In terms of respecting the fiduciary duty of investment managers, the critics of ESG-guided investment have a point. There is a counter-argument, however, which is that a good ESG rating can be viewed as a proxy for sound governance and sensible strategy. Many writers advocating the approach are relatively conservative (with a small ‘c’) academics in the Harvard Business Review, not activists from the left of politics. Where things have become complicated is that some funds with high ESG ratings have not produced good returns in the past couple of years.
It is possible to view the issues as complementary to more conventional assessments of a company’s prospects; to see a good ESG rating as necessary, but not sufficient, to qualify for investment. Moreover, a narrow focus on the financials can become too short-term: If investment is curbed to boost short-term earnings, this can ultimately lead to declining company performance. A strong ESG rating may be an indicator of a longer-term perspective, but sensibly needs to take its place alongside rigorous assessment of financial health, calibre of management, company strategy and prospects.
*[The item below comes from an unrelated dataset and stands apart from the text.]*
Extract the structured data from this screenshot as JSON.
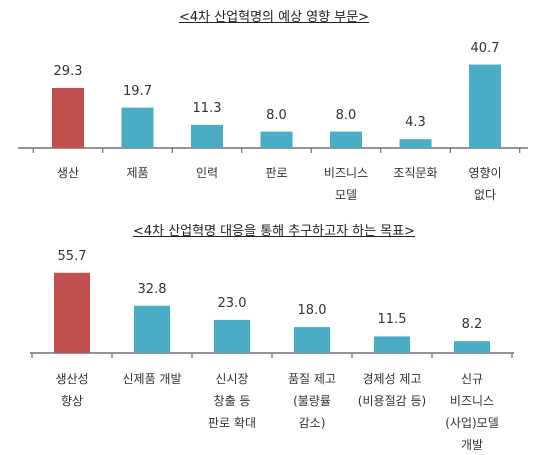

There are technical, as well as political, issues regarding ESG as an indicator. There is no agreed, universal standard, and there are different agencies that provide a rating, using different methods. They are restricted to information that is in the public domain – statements by the company itself, court rulings and media reports on matters such as minimum wage or environmental breaches. Also, the three categories are quite different from each other, so they are not obviously well-represented by an aggregated ranking.
Then there is climate change: The argument for taking it into account as an investor is that the risk is of a different nature and dimension to others; it threatens severe upheaval to just about any business model over the longer term. Encouraging net zero policies is a rational consideration for investors, many argue, not a political choice, especially those with a long-term horizon, such as pension funds.
Extreme weather events and changes to climatic conditions are already affecting the insurance sector, tourism, and agriculture. High temperatures in southern Spain, for example, have led to warnings from scientists that olive oil production is likely to fall by 30% owing to higher temperatures and drought – warnings that were made even before the drought and high winter temperatures recorded this year. In summer 2023, tourism bookings fell and flight cancellations rose in the Mediterranean after wildfires destroyed large areas of forest and housing in Greece, Italy, Tunisia and Algeria.
For all the heat of partisan debates over ESG-related investments, the impact of the political controversy on investment decisions may be limited. A report on the issue by the Financial Times in December noted only a small impact of disinvestment campaigns by conservatives. High-profile fund managers such as Larry Fink of BlackRock are less likely to boast about taking environmental considerations into account compared with a couple of years ago, and ESG indicators may be subject to more rigorous scrutiny, but the environment itself will dictate certain shifts in investment, and there will always be pressure for transparency on labour and environmental matters.
The Qatar National Vision 2030 underlines the importance of social and environmental responsibilities. The 2022 FIFA World Cup was carbon-neutral, and both the Qatar Financial Market Authority and the Qatar Stock Exchange encourage listed companies to report on their ESG actions.
Being socially and environmentally responsible is fine, indeed necessary, in public policy. The ESG rating may not work well as the primary guide for investing, but the underlying issues are not going to go away.
The author is a Qatari banker, with many years of experience in the banking sector in senior positions.